A relatively short VOT for voiceless stops in frequent words and vowel contexts can arise from ease of lexical access on the speaker’s part as well as ease of articulation (Balota et al., 1989; Bard et al., 2000; Bell et al., 2009; Fricke, 2013; Gahl et al., 2012; Munson, 2007). This account, however, would not predict a relatively long VOT for voiced stops in frequent words and vowel contexts, for the ease of production is associated with reduced duration.
Another possibility, though not mutually exclusive from the above, is that clarity of enunciation of some segments/words reflects their phonetic representations. Since Norris et al.’s (2003) influential work, several studies have shown that perceptual category boundary locations for segmental contrasts are affected by ambiguous sounds when the ambiguous sounds are recognized by the listener as a part of a legitimate word (Clarke & Luce, 2005; Eisner et al., 2013; Kraljic & Samuel, 2005; Maye et al., 2008).

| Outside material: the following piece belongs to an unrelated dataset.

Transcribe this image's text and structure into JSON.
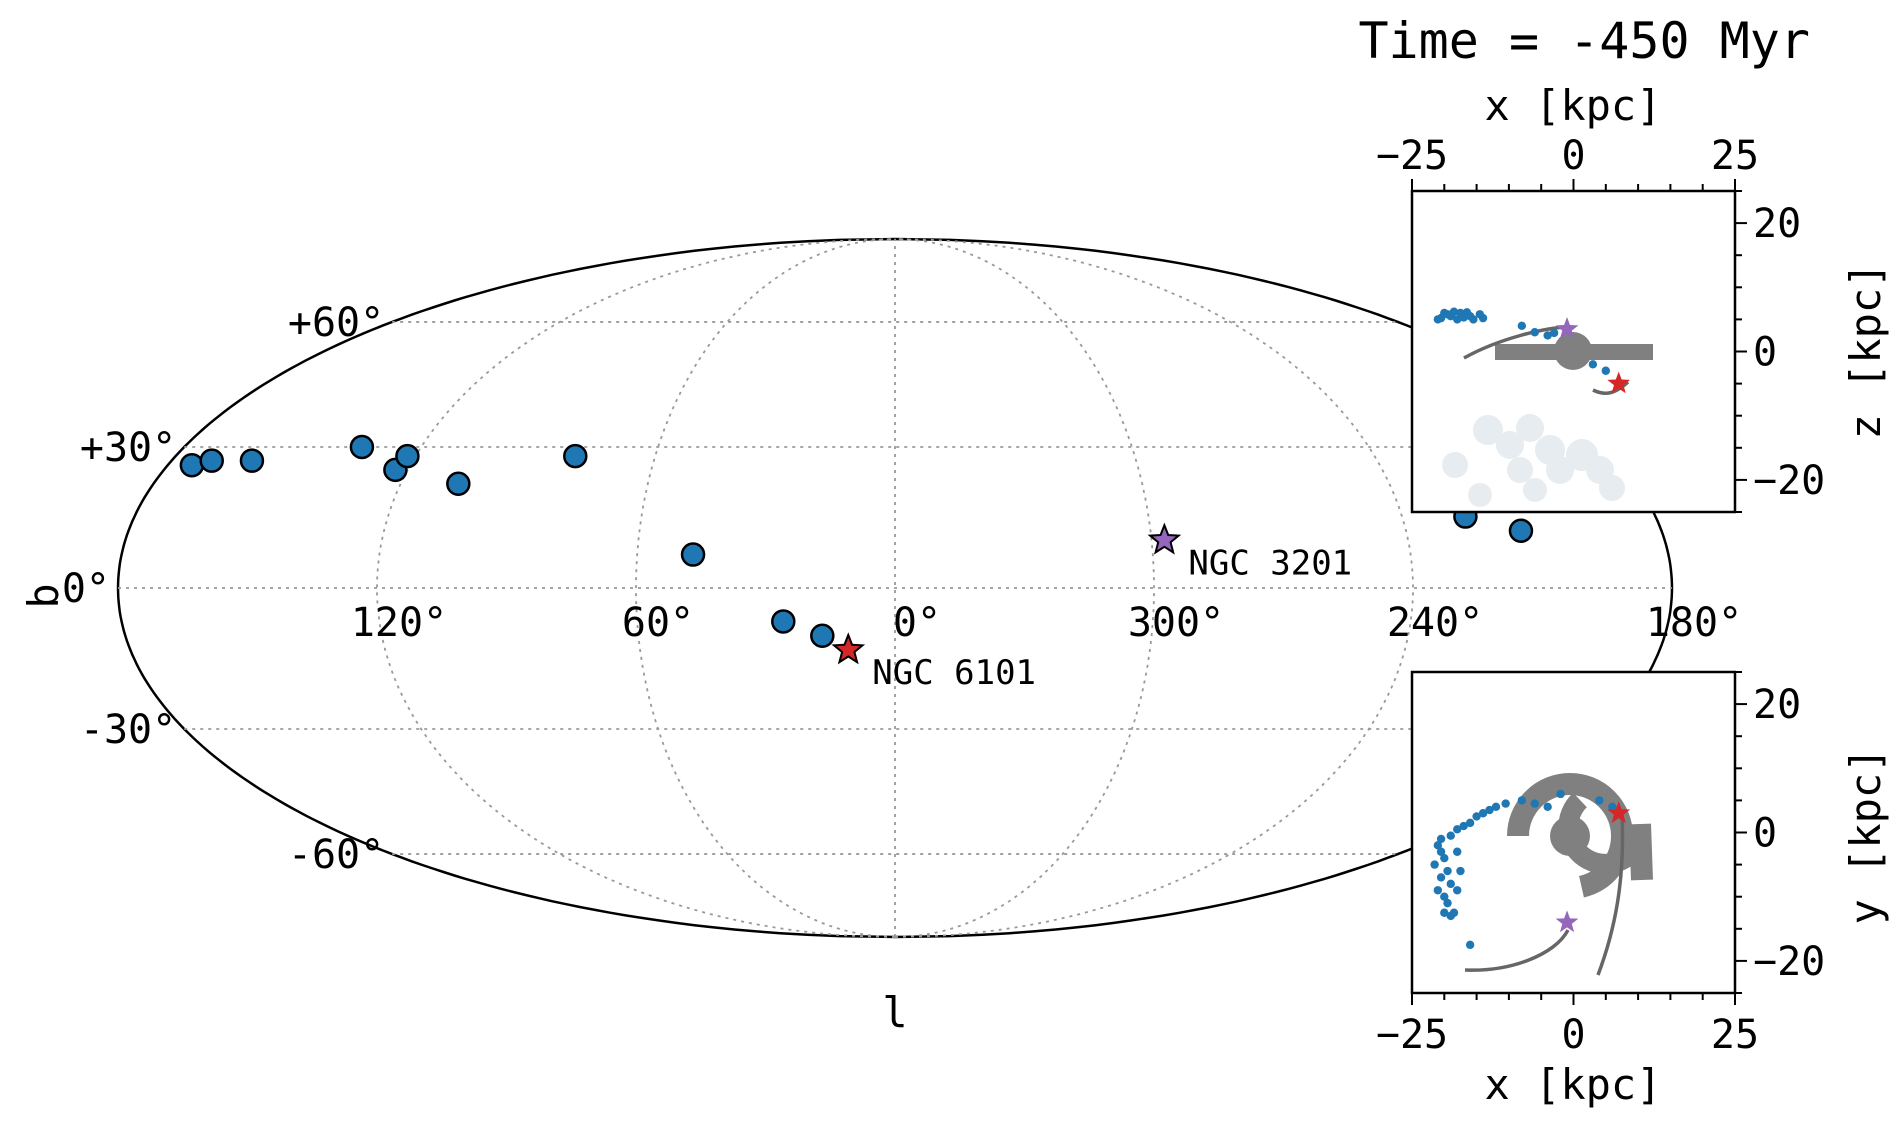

Conceivably, phonetic representations of less frequent segments and words are more likely to be shaped by their clear enunciations, as unpredictable segments/words produced with ambiguous pronunciations are less likely to lead to immediate recognition (see Pierrehumbert  for a similar proposal in relation to lexical neighborhood density, and Wedel  in relation to diachronic maintenance of phonemic contrasts). If so, then position and/or context-sensitive representations of phonemes (Dahan & Mead, 2010; Eisner et al., 2013; Mitterer et al., 2013) would predict more distinct phonetic representations of contrasts in positions and contexts where segments are less predictable, and word-specific phonetic representations (Bybee, 2000; Johnson, 2004; Klatt, 1979; Pierrehumbert, 2002; Wedel, 2006) would predict more distinct phonetic representations of less predictable words.
As a final note, the range of VOT values used to signal voiced vs. voiceless stop phonemes can differ between speakers of the same language, depending on factors such as gender and geographical origin (Docherty et al., 2011; Oh, 2011; Scobbie, 2006). It is currently unclear, however, to what extent such factors affect category boundary locations for voicing contrasts along acoustic cues like VOT, as past production studies focused on phonetic targets rather than category boundaries. In perception studies listener sensitivity to social-indexical acoustic variation has been shown, most notably for English vowels (e.g., Hay et al., 2006; Niedzielski, 1999). Listener sensitivity to social-indexical variation in VOT has also been shown, but shifts in perceptual VOT boundary locations for word-initial stops induced through manipulation of speaker gender (Toscano, 2011) or speaker adaptation training (Clarke & Luce, 2005; VanDam, 2007) appear very small in magnitude.9 We welcome further studies on the role of inter-personal and social-indexical factors in the production and perception of speech segments from various angles.